Cette pièce, représentée à l’Odéon, est due à la collaboration de deux jeunes auteurs, MM. Rolland et Du Boys ; elle a toutes les exclusions, toutes les défaillances, tous les reviremens, toute la déclamation de la jeunesse. Elle va comme elle peut, suivant une flamme tantôt brillante, tantôt vague, et dans l’intervalle s’égarant dans les ténèbres. On la suit difficilement, et l’on est frappé d’une foule de contradictions qui sortent du sujet mal conçu et des personnages indécis. Tous les châteaux en Espagne que bâtissent à l’aurore de leur existence les jeunes artistes, et en particulier les jeunes compositeurs, se sont, au premier acte, donné rendez-vous dans une mansarde. Si jamais l’art est accepté, plutôt que compris, dans toute sa force et dans toute sa dignité, c’est certainement à cet heureux âge où l’on se grise avec de nobles aspirations, où l’on prend pour une force vive de graves paroles prononcées dans le vide. Aussi croyez que dans cette mansarde on ne jure que par Palestrina, Sébastien Bach et Pergolèse, et les voilà tous les trois, Pergolèse, Sébastien Bach et Palestrina, tenant dans un verre d’où sort une chanson de grisette. Cependant arrivent les grands parens, la mère, l’oncle, et ce sont des supplications pour engager l’un de ces aspirans-artistes, Claude Champin, à délaisser la fugue et le contre-point pour l’aune ou la balance. La mère dit à son fils toutes les bonnes choses que dit Mme Huguet à Philippe dans la Jeunesse de M. Émile Augier, et elle se fait comprendre. Sans trop se faire tirer l’oreille, Claude accepte, et d’artiste il devient droguiste : la rime reste, et c’est toujours cela.

Ce premier acte, ou plutôt ce prologue, aurait dû former le dénoûment de la pièce. Claude, se rendant ainsi, sur de simples remontrances, sans avoir souffert, sans avoir lutté, mérite évidemment d’être un bourgeois. Dès lors il n’intéresse plus, il n’est plus sympathique. Il l’est d’autant moins qu’au second acte nous le retrouvons, après dix-huit ans d’épicerie, frais, riche, bien portant, prospère.

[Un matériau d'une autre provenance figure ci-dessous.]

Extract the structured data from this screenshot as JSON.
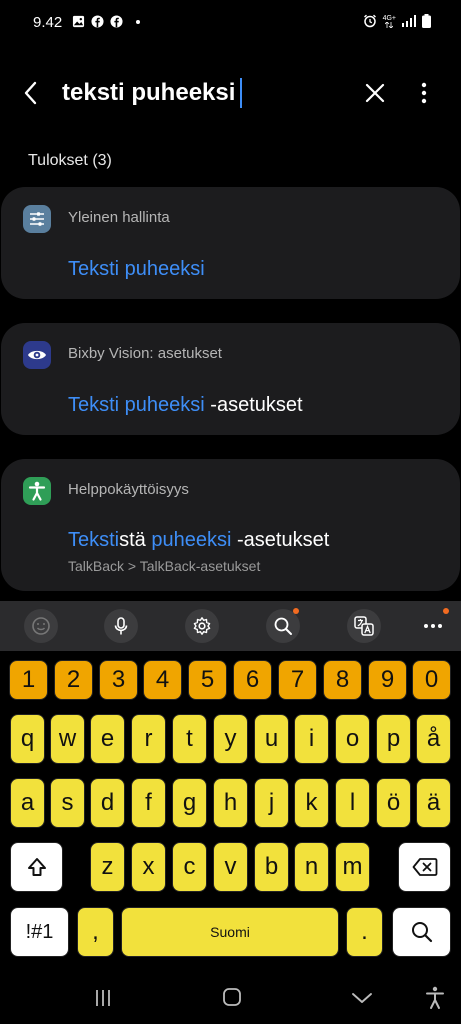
{
  "status_bar": {
    "time": "9.42",
    "network_label": "4G+"
  },
  "search": {
    "query": "teksti puheeksi"
  },
  "results_label": "Tulokset (3)",
  "results": [
    {
      "category": "Yleinen hallinta",
      "icon": "sliders-icon",
      "icon_bg": "#5a7f9e",
      "title_parts": [
        {
          "text": "Teksti puheeksi",
          "highlight": true
        }
      ]
    },
    {
      "category": "Bixby Vision: asetukset",
      "icon": "eye-icon",
      "icon_bg": "#2d3a8c",
      "title_parts": [
        {
          "text": "Teksti puheeksi",
          "highlight": true
        },
        {
          "text": " -asetukset",
          "highlight": false
        }
      ]
    },
    {
      "category": "Helppokäyttöisyys",
      "icon": "accessibility-icon",
      "icon_bg": "#2f9e57",
      "title_parts": [
        {
          "text": "Teksti",
          "highlight": true
        },
        {
          "text": "stä ",
          "highlight": false
        },
        {
          "text": "puheeksi",
          "highlight": true
        },
        {
          "text": " -asetukset",
          "highlight": false
        }
      ],
      "subtitle": "TalkBack > TalkBack-asetukset"
    }
  ],
  "keyboard": {
    "number_row": [
      "1",
      "2",
      "3",
      "4",
      "5",
      "6",
      "7",
      "8",
      "9",
      "0"
    ],
    "row1": [
      "q",
      "w",
      "e",
      "r",
      "t",
      "y",
      "u",
      "i",
      "o",
      "p",
      "å"
    ],
    "row2": [
      "a",
      "s",
      "d",
      "f",
      "g",
      "h",
      "j",
      "k",
      "l",
      "ö",
      "ä"
    ],
    "row3": [
      "z",
      "x",
      "c",
      "v",
      "b",
      "n",
      "m"
    ],
    "symbols_label": "!#1",
    "comma_label": ",",
    "space_label": "Suomi",
    "period_label": "."
  },
  "colors": {
    "accent": "#3e8ef7",
    "card_bg": "#1c1c1e",
    "key_number": "#f0a500",
    "key_letter": "#f2e13c",
    "notification_dot": "#f26b21"
  }
}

Que nous veulent alors ses jérémiades d’artiste et de poète incompris ? Eh ! monsieur Champin, vous avez prouvé que votre talent, c’était d’être maçon. — Cependant René, son ancien compagnon de mansarde, arrivé maintenant à la gloire, aime la fille de Claude, que sa mère, en prévoyante femme de ménage, songe à marier à son premier commis. Voyez maintenant l’imbécillité de ce caractère : Claude confesse sa fille, devine son secret, et la laisse marier à M. Eustache ; puis, pour se justifier à ses propres yeux, ne songeant plus que s’il y a quelqu’un de sacrifié en cette affaire, c’est sa fille et non pas lui, il fait à sa femme les reproches les plus violens et les plus amers, les plus injustes aussi. — Quoi ! pourrait-elle dire, avez-vous cru en m’épousant choisir la Muse pour compagne de votre vie ? Ne saviez-vous pas que de votre oncle vous preniez en même temps la fille et la boutique ? Ah ! cessez vos récriminations ; sans moi, toute votre maison serait allée à la faillite. Vous dites qu’il n’y a pas de milieu entre l’art et l’épicerie, c’est possible ; en attendant, vous n’êtes ni artiste, ni épicier. — Heureusement le garçon de magasin, Eustache, qui paraît de tout ce monde avoir le plus de cœur et de raison, renonce à épouser la fille de Claude ; délivré de ses embarras intérieurs, celui-ci court à son piano, mais l’inspiration qu’il a abandonnée ne viendra plus le caresser, ne l’emportera plus sur ses ailes. Il s’agit bien aujourd’hui de Palestrina et de Pergolèse ! Hélas ! l’infortuné ne comprend même plus les folles chansons de sa jeunesse. Il est devenu impuissant ! — Non, il ne l’est pas devenu, il l’a toujours été, et toute sa vie le prouve, car ce n’est pas un véritable artiste celui que l’absence de l’art ne tue pas ; ce n’est pas un véritable poète celui qui étouffe sa muse et qui prétend ensuite la galvaniser.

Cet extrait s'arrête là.